Eat up to 12 ounces a week: Fish and shellfish varieties that are lower in mercury. These include shrimp, canned light tuna, salmon, pollock, and catfish. (An average can of tuna is 6 ounces.)
Buy canned tuna carefully. Light tuna has less mercury than albacore ("white") tuna. However, up to 6 ounces (one average meal) of albacore tuna per week is safe.
Check local fish advisories: Locally caught fish should be checked with local health departments. If no advice is available, eat up to 6 ounces (one average meal) per week of fish you catch from local waters, but don't consume any other fish during that week.
Apply these guidelines to young children: They can eat these low-mercury fish and shellfish. However, feed children smaller portions.
Fish sticks: Frozen fish sticks and fast-food fish sandwiches are commonly made from fish that are low in mercury.
Tuna steaks generally contain higher levels of mercury than canned light tuna.

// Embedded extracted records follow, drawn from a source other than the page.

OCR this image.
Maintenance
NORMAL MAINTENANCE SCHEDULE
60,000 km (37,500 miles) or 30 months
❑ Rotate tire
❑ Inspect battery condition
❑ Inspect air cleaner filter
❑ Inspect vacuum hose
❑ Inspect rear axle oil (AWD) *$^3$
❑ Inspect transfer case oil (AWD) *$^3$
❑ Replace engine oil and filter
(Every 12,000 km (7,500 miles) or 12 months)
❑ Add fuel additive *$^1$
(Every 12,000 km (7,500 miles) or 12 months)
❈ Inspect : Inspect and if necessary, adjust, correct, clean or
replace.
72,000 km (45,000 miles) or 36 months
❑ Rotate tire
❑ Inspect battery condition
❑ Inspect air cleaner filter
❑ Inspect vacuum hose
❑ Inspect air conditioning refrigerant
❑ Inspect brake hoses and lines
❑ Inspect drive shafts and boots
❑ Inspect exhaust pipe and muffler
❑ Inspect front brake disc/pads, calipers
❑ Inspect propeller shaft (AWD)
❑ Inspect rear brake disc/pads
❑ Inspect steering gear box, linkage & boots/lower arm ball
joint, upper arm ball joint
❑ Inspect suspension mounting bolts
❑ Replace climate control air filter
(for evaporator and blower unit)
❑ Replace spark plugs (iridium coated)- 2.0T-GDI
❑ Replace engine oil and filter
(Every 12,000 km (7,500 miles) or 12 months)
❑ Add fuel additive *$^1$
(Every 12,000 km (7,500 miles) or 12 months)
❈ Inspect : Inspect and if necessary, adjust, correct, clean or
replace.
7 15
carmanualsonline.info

Undisputed Benefits of Omega-3 Fats
The omega-3 fats in many fish and seafood are known to lower risk of heart disease and benefit the brain. The American Heart Association advises at least two servings a week of fish like mackerel, lake trout, herring, sardines, albacore tuna, and salmon because of these healthy fats. However, the following people should take care to consume fish sources of omega-3 fats with lower mercury content: women who wish to become pregnant or are now pregnant; women who are nursing; and young children.
In a developing fetus, omega-3 fats promote brain, eye, and motor development, the EPA notes.
Pregnant Women and Big Fish Risks
The mercury in fish and seafood is indeed the big concern -- although there are other toxins like PCBs that have warranted some worry. Mercury exists naturally in the environment, but more is released into air, land, and water by trash burning, fossil fuel combustion in factories, mining, and the dumping of sewage sludge in croplands.